The workflow builds cross-platform wheels and handles the PyPI upload automatically.

### Testing
Run the test suite using `pytest`:
```bash
source .venv/bin/activate
pytest tests/
```

### Benchmarking

#### Setup
To run benchmarks with library comparisons (Polars, etc.), install the optional benchmark dependencies:

```bash
# Install benchmark and development dependencies
source .venv/bin/activate
pip install -e ".[bench,dev]"

# Build the Rust extension in release mode
maturin develop --release
```

This installs:
- `polars`: For performance comparison benchmarks
- `pyarrow`: For fast Polars -> Pandas conversion during correctness checks
- `matplotlib`: For generating plots and visualizations (optional)
- `pytest` and `pytest-benchmark`: For test framework and benchmarking

#### Running Benchmarks
```bash
# Run all benchmarks (standard + high cardinality, sorted + sort=False)
source .venv/bin/activate
python benches/benchmark.py

# Run only standard cardinality benchmarks
python benches/benchmark.py --cardinality standard

# Run only high cardinality benchmarks
python benches/benchmark.py --cardinality high

# Run only sorted or sort=False benchmarks
python benches/benchmark.py --sort-mode sorted
python benches/benchmark.py --sort-mode unsorted

# Combine options
python benches/benchmark.py --cardinality high --sort-mode sorted

# Save results to markdown file
python benches/benchmark.py --output results.md

# Adjust sample count (applies to both cold and warm; default: 5)
python benches/benchmark.py --samples 20
```

## Architecture Overview

`pandas-booster` uses a hybrid Rust/Python architecture:

- **PyO3**: Provides the bridge between Python and Rust.
- **Rayon**: Implements a work-stealing parallel scheduler for multi-core processing.
- **Radix Partitioning**: Multi-key groupby uses a 4-phase radix partitioning algorithm (histogram → prefix sum → scatter → aggregate) that eliminates merge overhead.
- **FixedKey Optimization**: For 1-10 key groupby operations (the supported maximum), uses compile-time fixed-size arrays (`FixedKey<const N>`) instead of dynamic vectors.
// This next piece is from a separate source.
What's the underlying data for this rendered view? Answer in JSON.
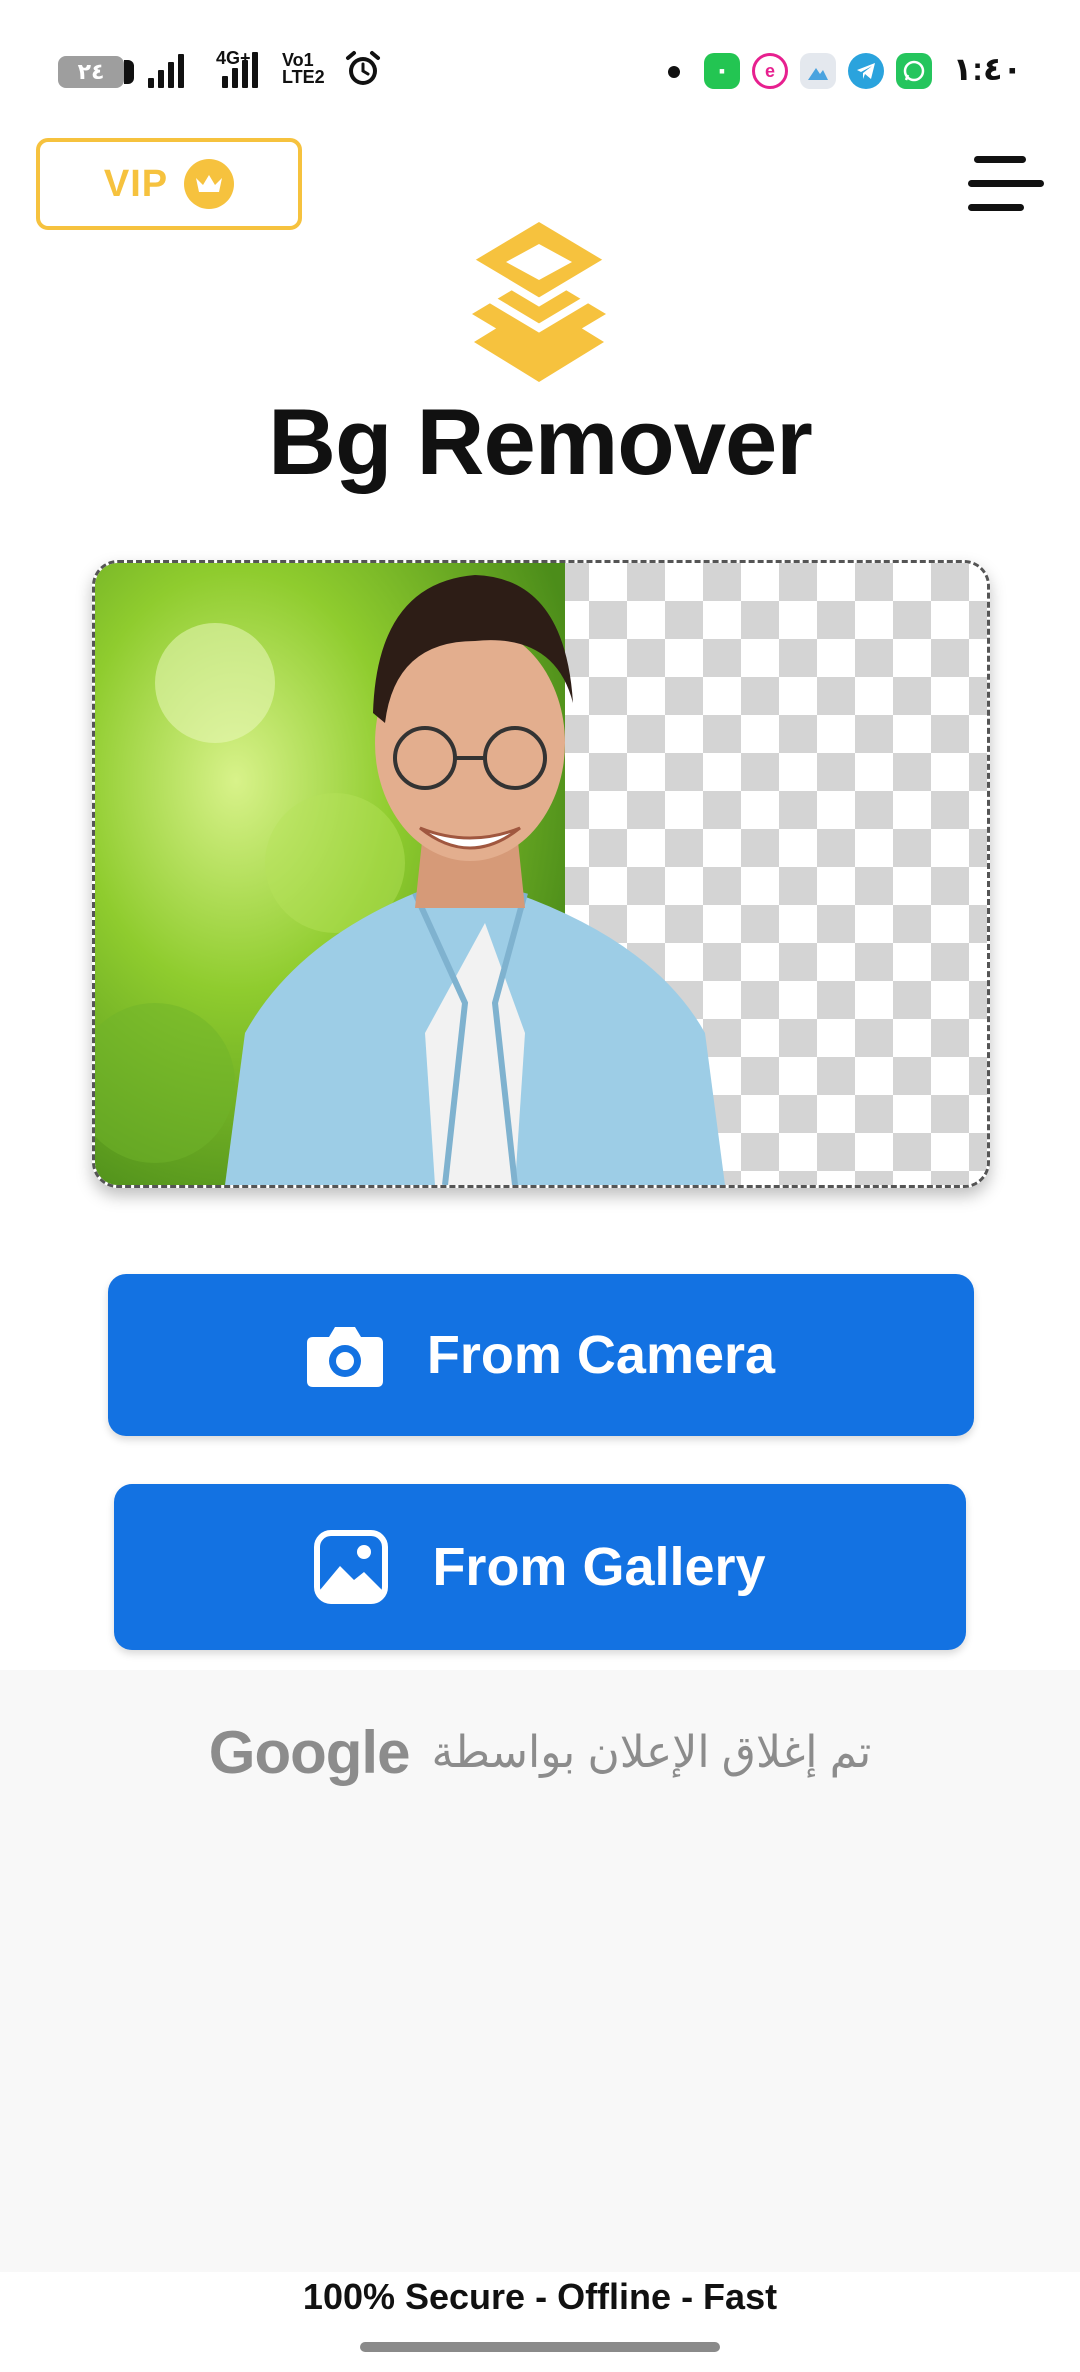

This enables aggressive compiler optimizations (loop unrolling, SIMD) and avoids per-group heap allocation for key storage.
- **AHash**: Used for high-speed hashing of groupby keys.
- **SmallVec**: Used only as a generic fallback key representation (e.g., if the max-key constraint is raised in the future). The current implementation inlines up to 10 key values before spilling to the heap.
- **Zero-Copy**: NumPy arrays are accessed directly as Rust slices without copying data, minimizing memory overhead and latency.

The Python side provides a `BoosterAccessor` that handles validation and falls back to Pandas when the data doesn't meet the requirements for acceleration.

## License

This project is licensed under the MIT License.